Code-makers and code-breakers are locked in an eternal conflict. Thus far, they’ve matched each other pretty much blow for blow, with triumphs by one side followed by resurgences from the other. But when quantum computing arrives, that balance could be forever altered.
RSA, a widely used public key cryptosystem developed back in the 1970s, allows for secure data transmission. It’s based in the practical difficulty of factoring two large prime numbers. But while RSA proves difficult to crack for both modern day computers and our meager human minds, it could very well be child’s play for a quantum computer. In the next few decades, RSA may be obsolete.
“Confidence in the slowness of technological progress is all that the security of our best ciphers now rests on,” laments Artur Ekert and Renato Renner. But the scientist duo hasn’t given up hope for privacy just yet. In a new paper published to the journal Nature, Ekert, a Professor of Quantum Physics at the University of Oxford, and Renner, a Professor of Theoretical Physics at ETH Zurich, Switzerland, elucidate how the very same system that gives rise to quantum computers — quantum physics — can be blended with a dash of free will to generate a form of privacy so flawless that not even the NSA could eavesdrop.
According to Ekert and Renner, the method for achieving perfectly secure communication is as simple as constructing a cipher, basically a key. Instead of unlocking doors and being composed of metal, however, this key takes the form of an algorithm, one that can transform a jumbled mass of meaningless information into a clear and precise message.
“It is vital though that the key bits be truly random, never reused, and securely delivered…” The researchers say. “This is not easy, but it can be done.”
To sate these requirements, particles of light — a.k.a. photons — can be utilized. Governed by quantum theory, polarized photons can be used to generate random, yet counter intuitively correlated outcomes. Using two matched devices designed to read those outcomes, two people can transmit a cipher. If an outsider were eavesdropping, they would just see randomness.

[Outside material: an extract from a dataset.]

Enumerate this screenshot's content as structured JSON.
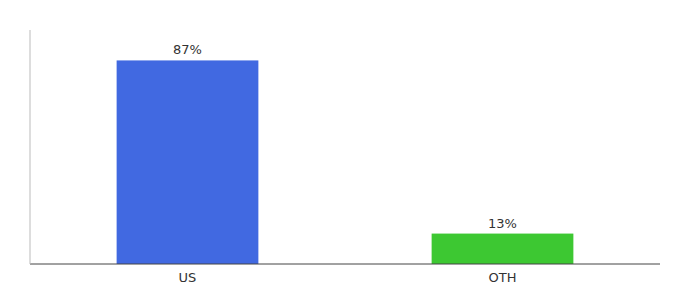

But surely the makers of such a device would be able to listen in on conversations? Not so, says Renner. With a little bit of freedom, randomness can be amplified.
“As long as some of our choices are not completely predictable and therefore beyond the powers that be, we can keep our secrets secret.”
“It all looks bizarre and too good to be true,” the researchers admit. “Perfect privacy, secure against powerful adversaries who provide us with cryptographic tools and who may even manipulate us? Is such a thing possible? Yes, it is, but ‘the devil is in the detail’ and we need to look into some practicalities.”
Vitally, the photon detectors within the devices would have to be keenly tuned. A load of theoretical observations about quantum physics would also have to manifest in the real world. Even if ultimate privacy is possible, it’s likely decades away. Although it is a very intriguing possibility, especially today, when secrecy is the exception, not the rule.